Another reason: the consumer. There are two key things about us consumers that are very interesting right now. We surprised many analysts last quarter with some better-than-expected retail returns. Analysts have a tendency to low-ball their estimates anyway, but there were some happy surprises. Second thing is tax returns. Despite your political leanings, and we won't get into the budgetary crisis of this move, Bush gave a lot of people in this country a small chunk of change this year. While it isn't much, our country has proven time and time again that we are not savers. Money burns holes in our pockets. If the government gives us even a little we're likely to go out and spend it. If we do, and if we beat analyst estimates for a second quarter, a rally is likely to come.
What this all means is that there are indications of a market bottom. I like to think of market bottoms as bargain bins.

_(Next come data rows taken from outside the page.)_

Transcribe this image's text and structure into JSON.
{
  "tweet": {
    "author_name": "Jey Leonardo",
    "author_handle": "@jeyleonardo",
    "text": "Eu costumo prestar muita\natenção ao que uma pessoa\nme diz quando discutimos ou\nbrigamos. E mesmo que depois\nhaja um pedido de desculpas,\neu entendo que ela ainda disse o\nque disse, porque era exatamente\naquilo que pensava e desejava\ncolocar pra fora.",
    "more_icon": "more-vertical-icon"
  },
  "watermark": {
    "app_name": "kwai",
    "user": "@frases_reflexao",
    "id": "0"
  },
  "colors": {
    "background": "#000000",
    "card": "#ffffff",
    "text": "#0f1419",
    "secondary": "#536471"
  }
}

Some really excellent companies are having extraordinary clearance sales right now as far as their stock is concerned. A savvy investor accumulates these deals and then rides the upswing. A more conservative investor will wait a little bit to see if this truly is a market bottom and then go back in when all signs point up. Whatever your investment style, don't fret. Recessions have to happen in order for future economic growth to occur. You need the bad days to make the good days good. It's your call as to how you spend the bad days, and being an optimist I like to turn them around... and in market conditions like this that spells P-R-O-F-I-T.